Diktatur ist nach meinung der deutschen Altparteien und der linksgrünen Journalie wahrscheinlich, wenn das echte Volk mitreden darf und dessen Wille umgesetzt wird. In Deutschland regieren die superreichen sowie die linksgrün geprägte elite und kämpft mit ein paar Minderheiten im Rücken gegen die Deutschen und den Volkswillen.

Ferenc v.Szita - Dámosy / 14.09.2019

Ein sehr treffend geschriebener guter Artikel. Nur eins sollte man vielleicht noch fokussierter benennen: man kann Ungarn unter der Fidesz-Regierung von Viktor Orbán nicht nur “nicht pauschal” als antidemokratisch bezeichnen, sondern solche Vorwürfe stimmen schlicht und einfach nicht, und zwar GAR nicht, nicht einmal ansatzweise!

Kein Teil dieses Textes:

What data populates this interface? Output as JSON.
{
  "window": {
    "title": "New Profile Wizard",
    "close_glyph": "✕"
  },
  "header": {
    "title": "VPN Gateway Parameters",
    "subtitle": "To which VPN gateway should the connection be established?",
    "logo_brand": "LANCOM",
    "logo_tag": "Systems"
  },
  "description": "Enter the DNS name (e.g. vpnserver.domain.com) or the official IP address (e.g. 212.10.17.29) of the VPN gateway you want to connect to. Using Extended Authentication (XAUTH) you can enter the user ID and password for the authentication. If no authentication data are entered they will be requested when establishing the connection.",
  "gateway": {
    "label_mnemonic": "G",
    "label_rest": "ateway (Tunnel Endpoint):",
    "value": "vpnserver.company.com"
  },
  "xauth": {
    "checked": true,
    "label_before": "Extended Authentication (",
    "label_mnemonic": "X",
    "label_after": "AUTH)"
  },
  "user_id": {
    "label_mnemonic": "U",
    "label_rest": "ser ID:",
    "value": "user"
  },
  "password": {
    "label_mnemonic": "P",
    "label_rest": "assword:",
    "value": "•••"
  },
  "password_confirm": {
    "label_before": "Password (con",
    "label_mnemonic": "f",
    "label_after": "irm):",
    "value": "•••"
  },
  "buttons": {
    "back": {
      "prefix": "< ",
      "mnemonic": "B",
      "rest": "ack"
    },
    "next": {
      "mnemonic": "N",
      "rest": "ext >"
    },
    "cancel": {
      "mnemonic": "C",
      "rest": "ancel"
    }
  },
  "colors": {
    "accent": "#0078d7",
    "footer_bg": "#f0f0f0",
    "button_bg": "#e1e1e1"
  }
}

Da ist keine “diskursive Differenzierung”, sondern knallharte Richtigstellung angesagt - punkt! Diskussion gehört da ganz woanders hin: nämlich ob Orbán bzw. seine Politik gutzuheißen ist oder nicht oder vielleicht teils ja teils nein, ob und was für Fehler er macht, etc., - DA läßt sich sicher wohlbegründet “differenzieren”, ja man kann sogar der Ansicht sein, daß er 100 prozent zu verurteilen sei, warum nicht…? Letzteres tut ja die Opposition ständig und betrachtet genau das als ihren “Job”, was ja auch völlig legitim ist. Aber: beschämend ist im Westen, daß ausschließlich Meinungen und Behauptungen ebendieser Opposition erhört werden. Jedoch werden sie in der Veröffentlichung durch Medien und Politiker nicht als solche deklariert (etwa: “Ministerpräsident Orbán wird seitens der Opposition Rechtspopulismus vorgeworfen” - SO wäre es nämlich korrekt!), sondern völlig kritiklos und unreflektiert als blanke Tatsachen stehengelassen (“der rechtspopulistische Viktor Orbán”). DAS ist eins der größten Probleme im Umgang mit Ungarn und auch weiteren osteuropäischen Staaten. Gegenbeispiel: man stelle sich einmal vor, im Ausland würden Informationen über Deutschland immer nur über die Linkspartei und die AfD bezogen - um gotteswillen, was hätte die Welt DANN aber für ein Horrorbild: “unsozial, mit BRD-Maulkorb zensuriert und mit Lügenpresse propagandistisch gelenkt, das IST Deutschland” ...so ähnlich fiele das ganze aus - und da würden irgendwelche Empörungen und Richtgstellungsgewinsel eines Steinmeier, eines Maas oder einer Merkel auch nichts nützen. Ein solches Szenario sollte sich einer erst einmal auf der Zunge zergehen lassen!

Sepp Kneip / 14.09.2019

Gerade am Beispiel Ungarn zeigt sich der selbstherrliche und aufgeblasene Stil des Merkelsystems. Unterstützt wird dieser noch durch die EU-Trompeter, die in das gleiche Horn blasen. Je hochnäsiger sich Brüssel und Berlin präsentieren, umso ablehnender wird die Reaktion in vielen EU-Staaten werden. Ohnehin fragt man sich, ob Brüssel, Berlin und Paris aus eigenem Antrieb handeln, oder ob sie nur die Vasallen der transatlantischen Strippenzieher sind, denen die Nationen ohnehin ein Dorn im Auge sind, die abgeschafft werden müssen. Ungarn hat das klar erkannt und den Oberstrippenzieher Soros, bereits des Landes verwiesen.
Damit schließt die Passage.